CataCap expects to see significant future growth in European spend on defense, reflecting wider forecasts.

There is political will behind this trend: between 2021 and 2024, European Union member states’ total defense expenditure rose by more than 30 percent, reaching an estimated €326 billion last year, or about 1.9 percent of EU GDP, according to European Council data.

This is forecast to rise substantially in the coming years, after the European Commission unveiled new draft measures in March to help member states ramp up defense spending by 2030 among mounting concerns about the region’s security. These include a proposed €150 billion loan facility to support the European defense industry and a move to allow a deviation from agreed expenditure of up to 1.5 percent of GDP.

Shifting sentiment

Many private investors have historically avoided defense assets, Ryttergaard said, having put the sector on negative lists. However, that appears to be changing.

Danish pension funds that in the past would not have touched defense-related investments are now showing interest, Rune Jepsen, head of Europe private equity at Australian state fund and asset manager QIC, told PEI. “These are investors that effectively invented the concept of defense carve-outs from private equity funds.

“There is a pretty broad shift underway there. I think the main challenge that they’re running into is that it’s a difficult opportunity to access.”

CataCap has built a network of military expertise, including ex-generals and ex-admirals, across Europe to source deals and help the firm understand which businesses fall within the potential investment universe for defense, Ryttergaard said.

What’s more, Lynge and Ryttergaard themselves have deep expertise in aviation, with the latter having operational experience in the industry prior to co-founding CataCap in 2012. The firm has also identified another executive with defense sector expertise, who will join at the fund’s first close, Ryttergaard said.
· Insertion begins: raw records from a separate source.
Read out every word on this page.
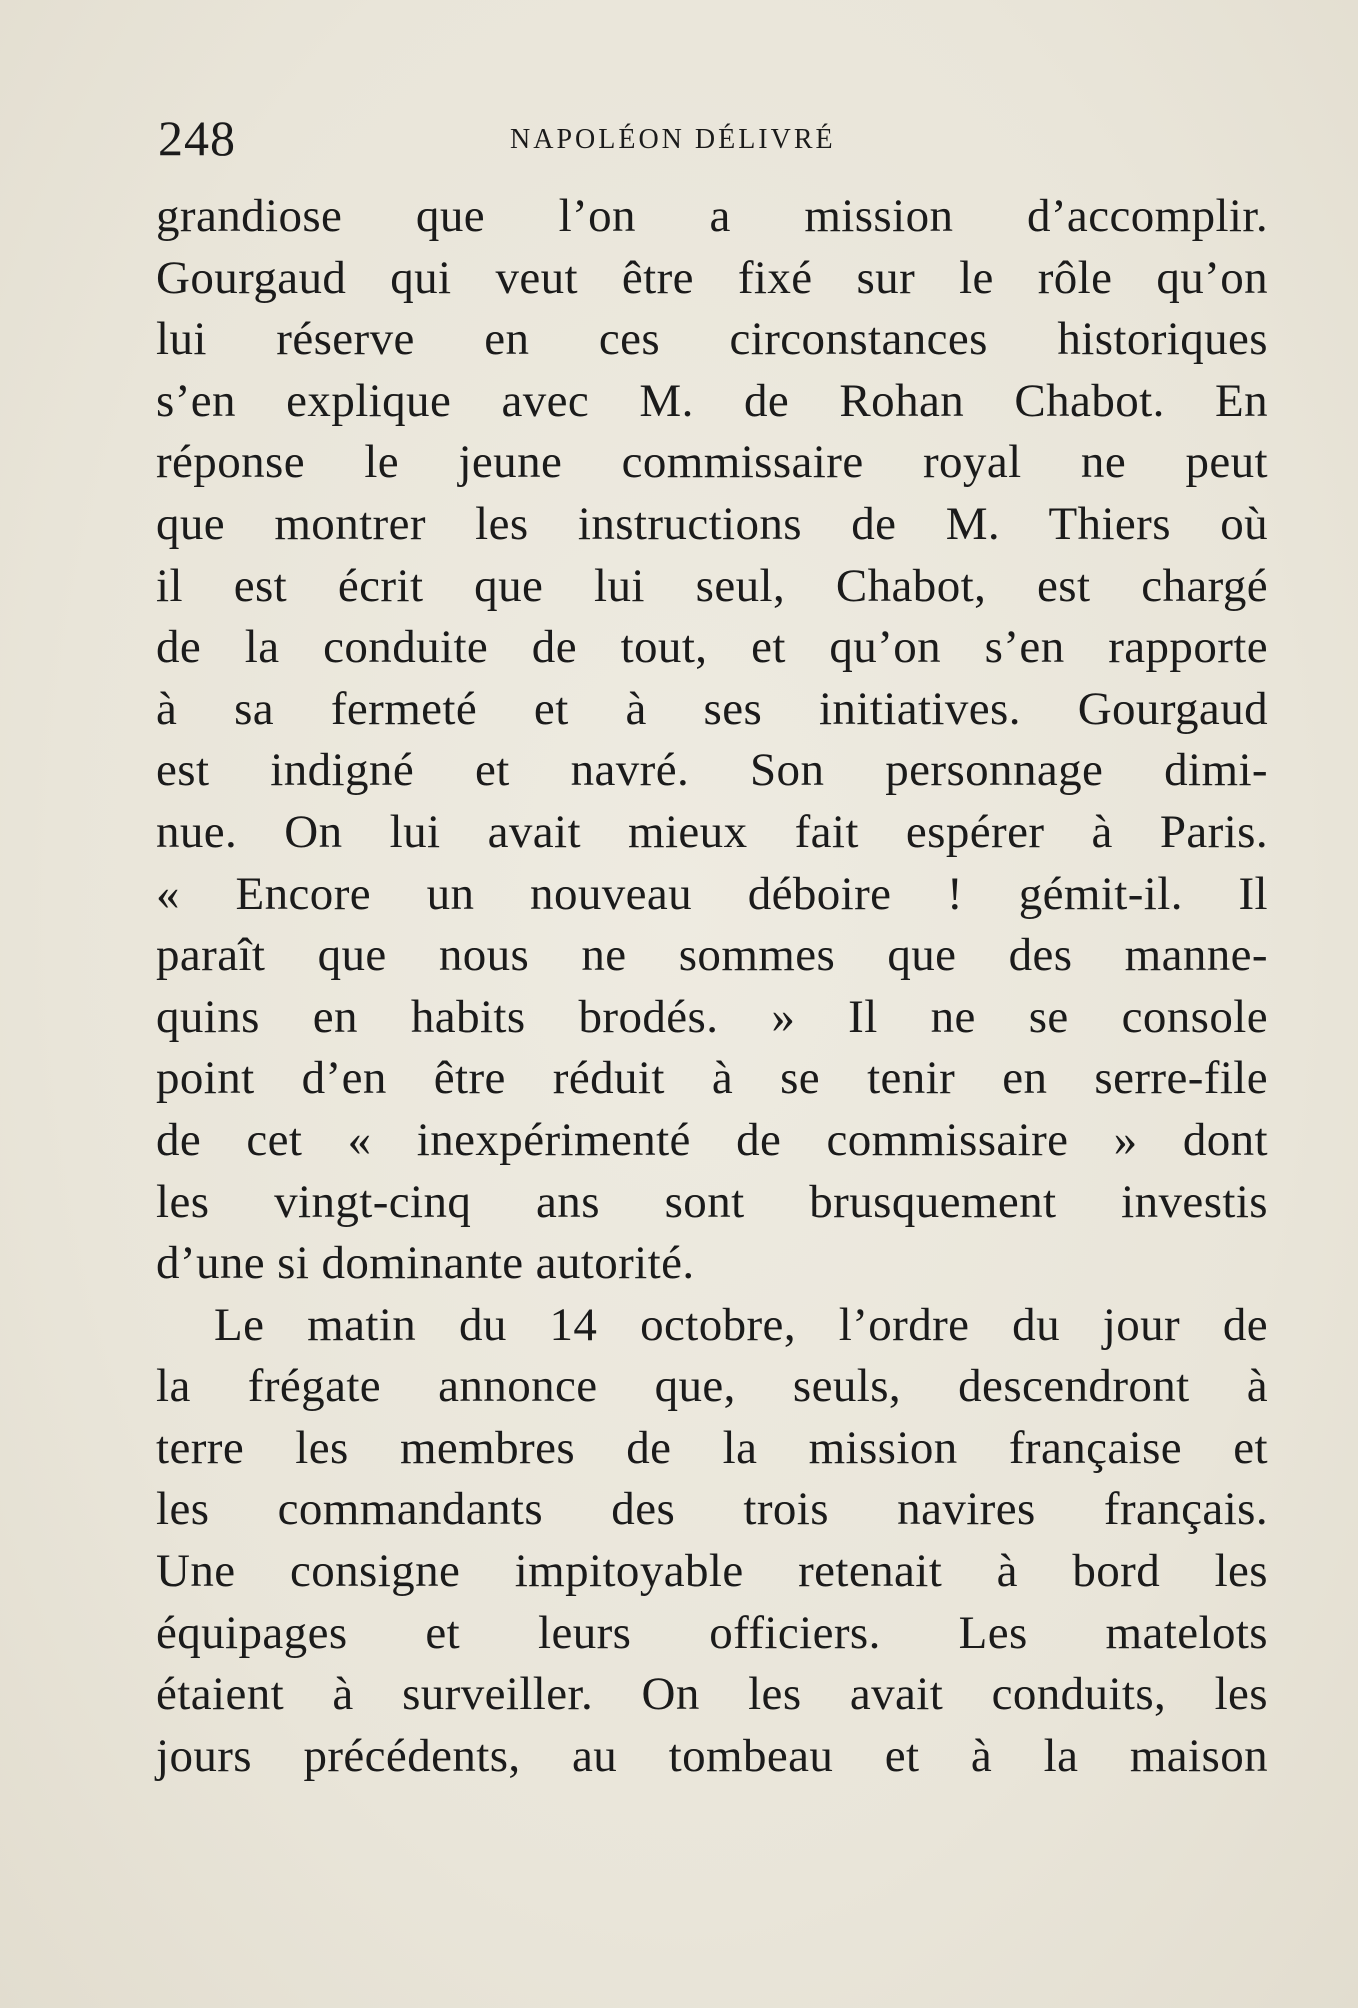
248	NAPOLÉON DÉLIVRÉ
grandiose que l’on a mission d’accomplir.
Gourgaud qui veut être fixé sur le rôle qu’on
lui réserve en ces circonstances historiques
s’en explique avec M. de Rohan Chabot. En
réponse le jeune commissaire royal ne peut
que montrer les instructions de M. Thiers où
il est écrit que lui seul, Chabot, est chargé
de la conduite de tout, et qu’on s’en rapporte
à sa fermeté et à ses initiatives. Gourgaud
est indigné et navré. Son personnage dimi-
nue. On lui avait mieux fait espérer à Paris.
« Encore un nouveau déboire ! gémit-il. Il
paraît que nous ne sommes que des manne-
quins en habits brodés. » Il ne se console
point d’en être réduit à se tenir en serre-file
de cet « inexpérimenté de commissaire » dont
les vingt-cinq ans sont brusquement investis
d’une si dominante autorité.
Le matin du 14 octobre, l’ordre du jour de
la frégate annonce que, seuls, descendront à
terre les membres de la mission française et
les commandants des trois navires français.
Une consigne impitoyable retenait à bord les
équipages et leurs officiers. Les matelots
étaient à surveiller. On les avait conduits, les
jours précédents, au tombeau et à la maison
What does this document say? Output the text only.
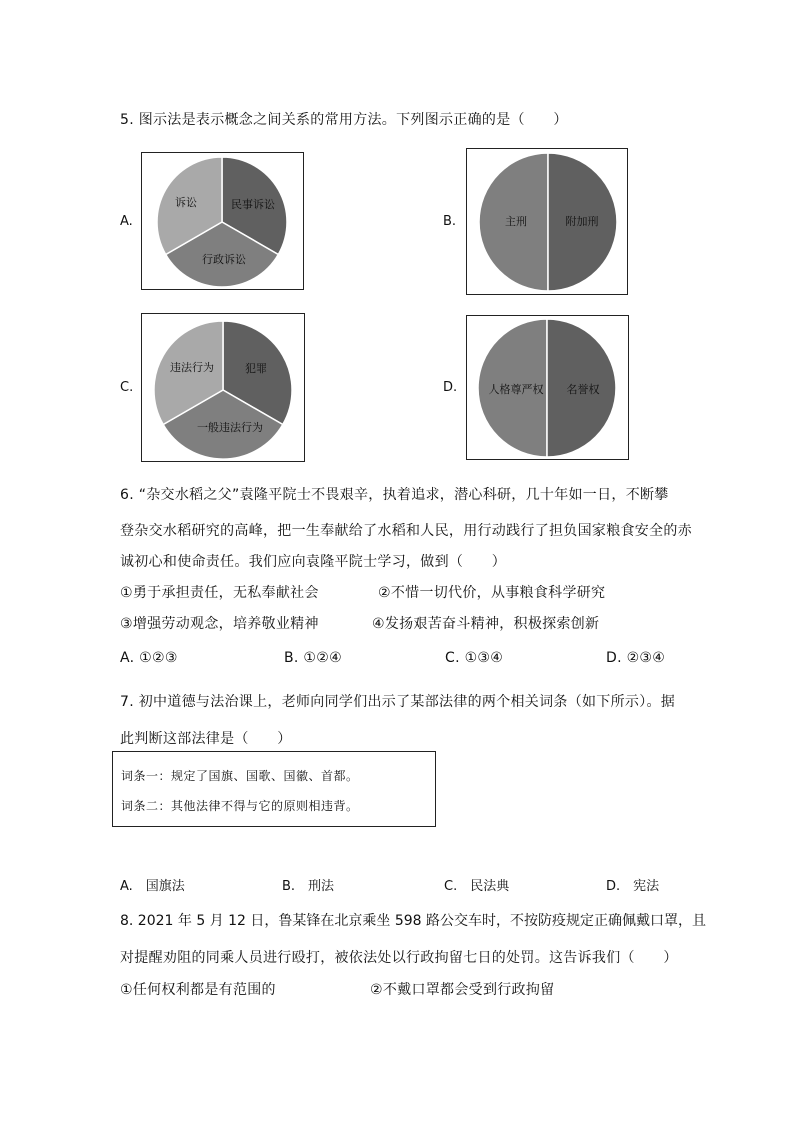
5. 图示法是表示概念之间关系的常用方法。下列图示正确的是（　　）
A.
诉讼	民事诉讼
行政诉讼
B.	主刑	附加刑
C.
违法行为	犯罪
一般违法行为
D.	人格尊严权 名誉权
6. “杂交水稻之父”袁隆平院士不畏艰辛，执着追求，潜心科研，几十年如一日，不断攀
登杂交水稻研究的高峰，把一生奉献给了水稻和人民，用行动践行了担负国家粮食安全的赤
诚初心和使命责任。我们应向袁隆平院士学习，做到（　　）
①勇于承担责任，无私奉献社会	②不惜一切代价，从事粮食科学研究
③增强劳动观念，培养敬业精神	④发扬艰苦奋斗精神，积极探索创新
A. ①②③	B. ①②④	C. ①③④	D. ②③④
7. 初中道德与法治课上，老师向同学们出示了某部法律的两个相关词条（如下所示）。据
此判断这部法律是（　　）
词条一：规定了国旗、国歌、国徽、首都。
词条二：其他法律不得与它的原则相违背。
A.　国旗法	B.　刑法	C.　民法典	D.　宪法
8. 2021 年 5 月 12 日，鲁某锋在北京乘坐 598 路公交车时，不按防疫规定正确佩戴口罩，且
对提醒劝阻的同乘人员进行殴打，被依法处以行政拘留七日的处罚。这告诉我们（　　）
①任何权利都是有范围的	②不戴口罩都会受到行政拘留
CataCap has spent the last couple of years looking at the defense sector, which is closely linked to the aviation sector, he added. It has made two aviation deals and has an active pipeline of both aviation and defense deals in place.

In terms of investment size, CataCap is looking at the lower mid-market – specifically, cashflow-positive companies with EBITDA of €10 million-plus. They will typically be sub-suppliers of components or technology to large defense contractors and defense primes, which in turn would be selling to defense ministries and sovereign nations, Ryttergaard said.
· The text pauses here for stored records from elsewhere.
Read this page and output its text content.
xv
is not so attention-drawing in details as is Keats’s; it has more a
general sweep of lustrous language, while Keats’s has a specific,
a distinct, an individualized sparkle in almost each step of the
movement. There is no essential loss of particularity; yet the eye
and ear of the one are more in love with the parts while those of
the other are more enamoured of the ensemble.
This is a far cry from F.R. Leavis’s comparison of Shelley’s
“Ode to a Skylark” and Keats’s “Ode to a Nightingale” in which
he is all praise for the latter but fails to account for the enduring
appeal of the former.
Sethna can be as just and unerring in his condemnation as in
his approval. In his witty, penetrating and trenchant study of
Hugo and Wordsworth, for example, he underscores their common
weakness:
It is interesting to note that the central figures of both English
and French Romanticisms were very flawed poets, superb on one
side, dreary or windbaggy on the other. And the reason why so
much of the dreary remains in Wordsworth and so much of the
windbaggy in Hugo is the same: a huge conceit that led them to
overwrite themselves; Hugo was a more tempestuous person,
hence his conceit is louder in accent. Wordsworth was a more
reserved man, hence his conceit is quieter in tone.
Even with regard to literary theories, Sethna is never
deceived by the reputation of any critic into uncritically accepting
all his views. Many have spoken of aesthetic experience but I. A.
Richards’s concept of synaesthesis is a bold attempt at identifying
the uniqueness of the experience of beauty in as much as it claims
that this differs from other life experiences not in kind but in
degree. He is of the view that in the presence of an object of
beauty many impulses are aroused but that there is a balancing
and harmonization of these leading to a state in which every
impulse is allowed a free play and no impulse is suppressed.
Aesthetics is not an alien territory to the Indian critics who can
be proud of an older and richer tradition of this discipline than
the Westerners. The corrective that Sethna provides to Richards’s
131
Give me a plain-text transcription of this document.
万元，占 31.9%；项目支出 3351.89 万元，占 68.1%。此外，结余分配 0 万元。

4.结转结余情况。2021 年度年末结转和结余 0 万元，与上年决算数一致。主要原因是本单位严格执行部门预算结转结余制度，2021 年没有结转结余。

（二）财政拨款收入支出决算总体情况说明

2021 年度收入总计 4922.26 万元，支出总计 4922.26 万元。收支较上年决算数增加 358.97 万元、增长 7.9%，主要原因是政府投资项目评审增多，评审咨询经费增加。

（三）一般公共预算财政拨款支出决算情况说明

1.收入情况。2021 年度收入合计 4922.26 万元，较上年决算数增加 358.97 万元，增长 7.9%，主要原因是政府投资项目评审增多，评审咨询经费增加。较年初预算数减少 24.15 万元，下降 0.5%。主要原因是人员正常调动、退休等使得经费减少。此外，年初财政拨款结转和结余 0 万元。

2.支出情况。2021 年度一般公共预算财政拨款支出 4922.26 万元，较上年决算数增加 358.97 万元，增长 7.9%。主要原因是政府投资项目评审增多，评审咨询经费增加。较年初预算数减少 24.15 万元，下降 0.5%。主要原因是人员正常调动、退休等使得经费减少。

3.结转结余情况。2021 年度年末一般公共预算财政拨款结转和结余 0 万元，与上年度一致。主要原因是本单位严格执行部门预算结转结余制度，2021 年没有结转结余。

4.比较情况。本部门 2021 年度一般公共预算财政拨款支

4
CataCap wants the fund to have a well-diversified portfolio, with some eight to 12 majority-stake investments, he added.

Careful due diligence

Questions exist around value chains in the defense sector, however: namely, how does one ensure arms or components do not end up being used for the ‘wrong’ reasons?

“We obviously have to be rigorous about where weapons end up,” Ryttergaard said.
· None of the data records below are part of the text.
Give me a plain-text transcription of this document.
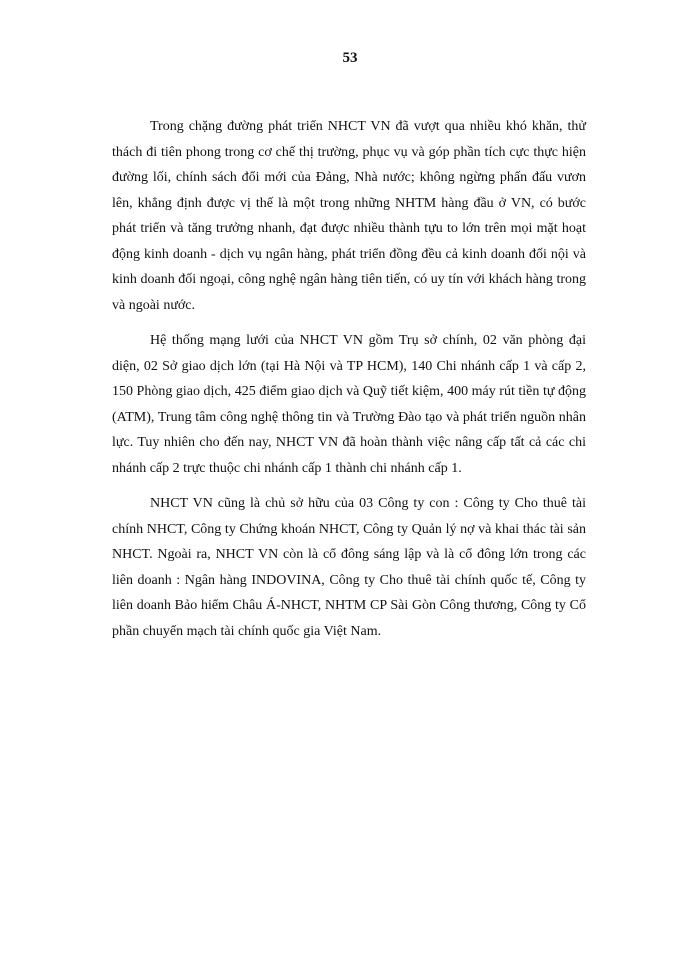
53

Trong chặng đường phát triển NHCT VN đã vượt qua nhiều khó khăn, thử thách đi tiên phong trong cơ chế thị trường, phục vụ và góp phần tích cực thực hiện đường lối, chính sách đổi mới của Đảng, Nhà nước; không ngừng phấn đấu vươn lên, khẳng định được vị thế là một trong những NHTM hàng đầu ở VN, có bước phát triển và tăng trưởng nhanh, đạt được nhiều thành tựu to lớn trên mọi mặt hoạt động kinh doanh - dịch vụ ngân hàng, phát triển đồng đều cả kinh doanh đối nội và kinh doanh đối ngoại, công nghệ ngân hàng tiên tiến, có uy tín với khách hàng trong và ngoài nước.

Hệ thống mạng lưới của NHCT VN gồm Trụ sở chính, 02 văn phòng đại diện, 02 Sở giao dịch lớn (tại Hà Nội và TP HCM), 140 Chi nhánh cấp 1 và cấp 2, 150 Phòng giao dịch, 425 điểm giao dịch và Quỹ tiết kiệm, 400 máy rút tiền tự động (ATM), Trung tâm công nghệ thông tin và Trường Đào tạo và phát triển nguồn nhân lực. Tuy nhiên cho đến nay, NHCT VN đã hoàn thành việc nâng cấp tất cả các chi nhánh cấp 2 trực thuộc chi nhánh cấp 1 thành chi nhánh cấp 1.

NHCT VN cũng là chủ sở hữu của 03 Công ty con : Công ty Cho thuê tài chính NHCT, Công ty Chứng khoán NHCT, Công ty Quản lý nợ và khai thác tài sản NHCT. Ngoài ra, NHCT VN còn là cổ đông sáng lập và là cổ đông lớn trong các liên doanh : Ngân hàng INDOVINA, Công ty Cho thuê tài chính quốc tế, Công ty liên doanh Bảo hiểm Châu Á-NHCT, NHTM CP Sài Gòn Công thương, Công ty Cổ phần chuyển mạch tài chính quốc gia Việt Nam.
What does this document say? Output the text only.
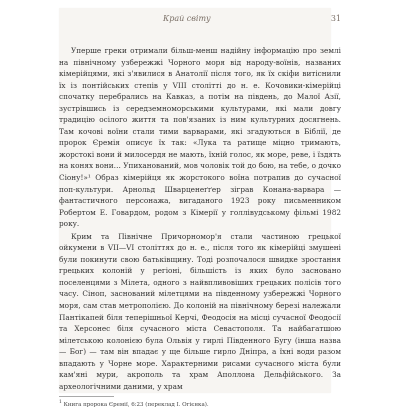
Край світу	31

Уперше греки отримали більш-менш надійну інформацію про землі на північному узбережжі Чорного моря від народу-воїнів, названих кімерійцями, які з'явилися в Анатолії після того, як їх скіфи витіснили їх із понтійських степів у VIII столітті до н. е. Кочовики-кімерійці спочатку перебрались на Кавказ, а потім на південь, до Малої Азії, зустрівшись із середземноморськими культурами, які мали довгу традицію осілого життя та пов'язаних із ним культурних досягнень. Там кочові воїни стали тими варварами, які згадуються в Біблії, де пророк Єремія описує їх так: «Лука та ратище міцно тримають, жорстокі вони й милосердя не мають, їхній голос, як море, реве, і їздять на конях вони… Упиханований, мов чоловік той до бою, на тебе, о дочко Сіону!»¹ Образ кімерійця як жорстокого воїна потрапив до сучасної поп-культури. Арнольд Шварценеґґер зіграв Конана-варвара — фантастичного персонажа, вигаданого 1923 року письменником Робертом Е. Говардом, родом з Кімерії у голлівудському фільмі 1982 року.

Крим та Північне Причорномор'я стали частиною грецької ойкумени в VII—VI століттях до н. е., після того як кімерійці змушені були покинути свою батьківщину. Тоді розпочалося швидке зростання грецьких колоній у регіоні, більшість із яких було засновано поселенцями з Мілета, одного з найвпливовіших грецьких полісів того часу. Сіноп, заснований мілетцями на південному узбережжі Чорного моря, сам став метрополією. До колоній на північному березі належали Пантікапей біля теперішньої Керчі, Феодосія на місці сучасної Феодосії та Херсонес біля сучасного міста Севастополя. Та найбагатшою мілетською колонією була Ольвія у гирлі Південного Бугу (інша назва — Бог) — там він впадає у ще більше гирло Дніпра, а їхні води разом впадають у Чорне море. Характерними рисами сучасного міста були кам'яні мури, акрополь та храм Аполлона Дельфійського. За археологічними даними, у храм

$^1$ Книга пророка Єремії, 6:23 (переклад І. Огієнка).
Typically, the companies that CataCap has been looking at are supplying into large original equipment manufacturers, he added. “So we will not be investing into a specific weapon system, for instance, though we could invest into something that becomes part of a weapon system later on.

“But we will only, of course, be delivering to reliable partners. The businesses [we would invest in] have a really high degree of compliance and focus on the regulatory side, and they are under heavy scrutiny and export control of their products.”